Господи! Неужели она действительно повторяет одну из излюбленных проповедей тетушки Джорджи? И тем самым тоном, которым вещала тетушка, когда Эмитист случалось впадать в уныние?

Да, именно так.

Эмитист обхватила себя руками и стремительно подошла к окну. Уже много лет ее предупреждали, что если она не будет осторожна, то кончит точно так, как ее тетушка. Однако Эмитист всегда отвечала, что ей все равно. Она была слишком благодарна тете за то, как она отбрила отца Эмитист. С того момента, когда, сойдясь с ним лицом к лицу в его библиотеке, тетя заявила, что с самого детства он был маленький надутый мальчишка, который вырос в надутого взрослого педанта, неспособного к какому-либо сочувствию, жизнь Эмитист понемногу начала улучшаться. Правда, падать ниже ей было уже некуда. Так что она не собиралась ни от кого слушать критику в адрес своей тети.

Но иногда…

Эмитист подумала о той слезинке, которую заметила на лице Финеллы после своей маленькой бессердечной отповеди, и ей захотелось ударить себя. Она говорила так черство, так бесчувственно, как тетушка Джорджи в самые свои худшие моменты.

— Для тебя все иначе, — грустно произнесла Финелла. — Я мать. Я должна думать о Софи. Все, что я делаю, отражается на ней. Существуют вещи, которых леди никогда не должна делать.

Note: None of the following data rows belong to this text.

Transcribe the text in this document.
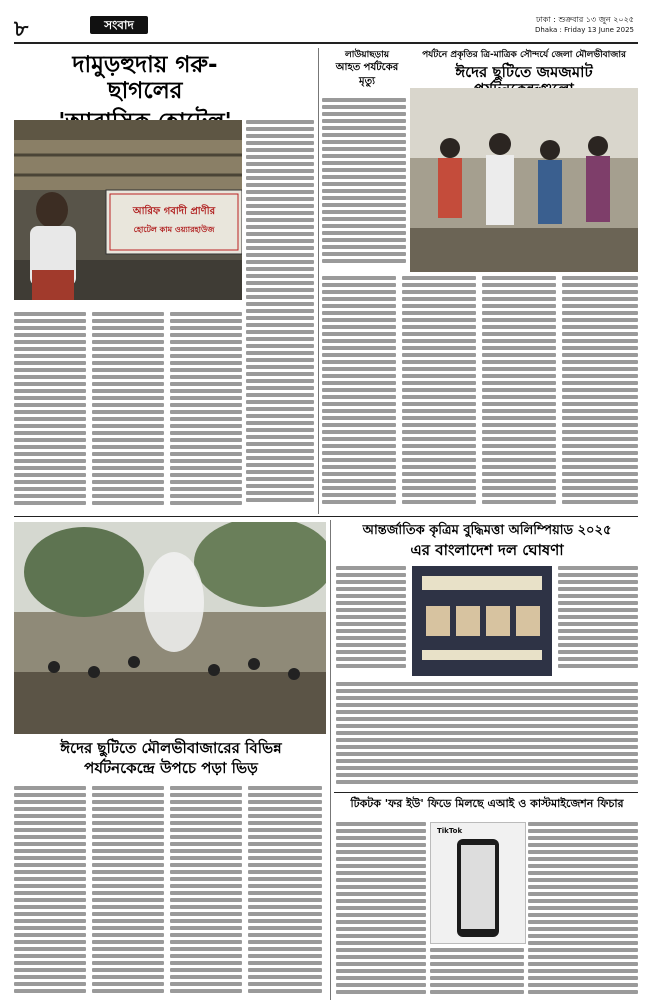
৮	সংবাদ	ঢাকা : শুক্রবার ১৩ জুন ২০২৫
Dhaka : Friday 13 June 2025
দামুড়হুদায় গরু-ছাগলের
আরিফ গবাদী প্রাণীর
হোটেল কাম ওয়্যারহাউজ
লাউয়াছড়ায়
আহত পর্যটকের
মৃত্যু
পর্যটনে প্রকৃতির ত্রি-মাত্রিক সৌন্দর্যে জেলা মৌলভীবাজার
ঈদের ছুটিতে জমজমাট
ঈদের ছুটিতে মৌলভীবাজারের বিভিন্ন
পর্যটনকেন্দ্রে উপচে পড়া ভিড়
আন্তর্জাতিক কৃত্রিম বুদ্ধিমত্তা অলিম্পিয়াড ২০২৫
এর বাংলাদেশ দল ঘোষণা
টিকটক 'ফর ইউ' ফিডে মিলছে এআই ও কাস্টমাইজেশন ফিচার
TikTok
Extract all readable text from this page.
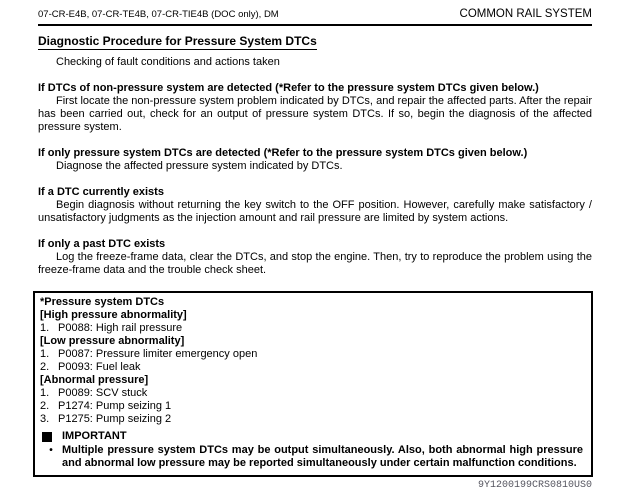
07-CR-E4B, 07-CR-TE4B, 07-CR-TIE4B (DOC only), DM	COMMON RAIL SYSTEM
Diagnostic Procedure for Pressure System DTCs
Checking of fault conditions and actions taken
If DTCs of non-pressure system are detected (*Refer to the pressure system DTCs given below.)

First locate the non-pressure system problem indicated by DTCs, and repair the affected parts. After the repair has been carried out, check for an output of pressure system DTCs. If so, begin the diagnosis of the affected pressure system.

If only pressure system DTCs are detected (*Refer to the pressure system DTCs given below.)

Diagnose the affected pressure system indicated by DTCs.

If a DTC currently exists

Begin diagnosis without returning the key switch to the OFF position. However, carefully make satisfactory / unsatisfactory judgments as the injection amount and rail pressure are limited by system actions.

If only a past DTC exists

Log the freeze-frame data, clear the DTCs, and stop the engine. Then, try to reproduce the problem using the freeze-frame data and the trouble check sheet.

*Pressure system DTCs
[High pressure abnormality]
1. P0088: High rail pressure
[Low pressure abnormality]
1. P0087: Pressure limiter emergency open
2. P0093: Fuel leak
[Abnormal pressure]
1. P0089: SCV stuck
2. P1274: Pump seizing 1
3. P1275: Pump seizing 2
IMPORTANT
• Multiple pressure system DTCs may be output simultaneously. Also, both abnormal high pressure and abnormal low pressure may be reported simultaneously under certain malfunction conditions.
9Y1200199CRS0810US0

— Знаю, знаю, — ответила Эмитист, возвращаясь к постели подруги и усаживаясь рядом с ней на стул. — Извини, я говорила слишком резко. Это просто…

— Ты такая сильная, что порой тебе трудно понять чужие слабости.

— Я не всегда бываю сильной, — возразила Эмитист. — Ты знаешь, что я никогда не смогла бы подняться, если бы тетушка Джорджи не спасла меня. Это ее пример дал мне решимость сделать то же самое для тебя. Я знаю, что значит остаться одной, быть несправедливо обвиненной в том, чего ты не совершала, когда вокруг нет никого, кто мог бы тебя защитить. — Это был настоящий ад. Вся семья отвернулась от нее именно тогда, когда она нуждалась в родных больше всего. — Тебе нужен был друг, чтобы защитить от злых языков. Точно так же и я нуждалась в том, чтобы кто-то поверил мне. И точно так же теперь тебе нужна моя дружба, чтобы ты не… не казнила себя. Ты простишь меня?

— Да, конечно, но…

— Нет. Прошу тебя, ни слова больше. Я понимаю, ты огорчена, что прошлым вечером не смогла добраться до дому без посторонней помощи. Но я уже сказала тебе, что не стану из-за этого думать о тебе хуже. А кто еще об этом знает? Только месье Ле Брюн. Но если он посмеет заставить тебя почувствовать хоть малейшую неловкость из-за этого, ему придется иметь дело со мной, — воинственно закончила она.

Финелла закрыла глаза руками и всхлипнула.

— А теперь я оставлю тебя, — сказала Эмитист гораздо более спокойно. Ей вдруг пришло в голову, что ее громкий голос скорее расстраивает, чем успокаивает подругу, независимо от слов, которые произносятся, и что Финелле нужно просто отоспаться. — Сегодня я присмотрю за Софи, — добавила она, осторожно направившись к двери. — И можешь не сомневаться, что ни одно слово о вчерашнем происшествии никогда не дойдет до ее ушей.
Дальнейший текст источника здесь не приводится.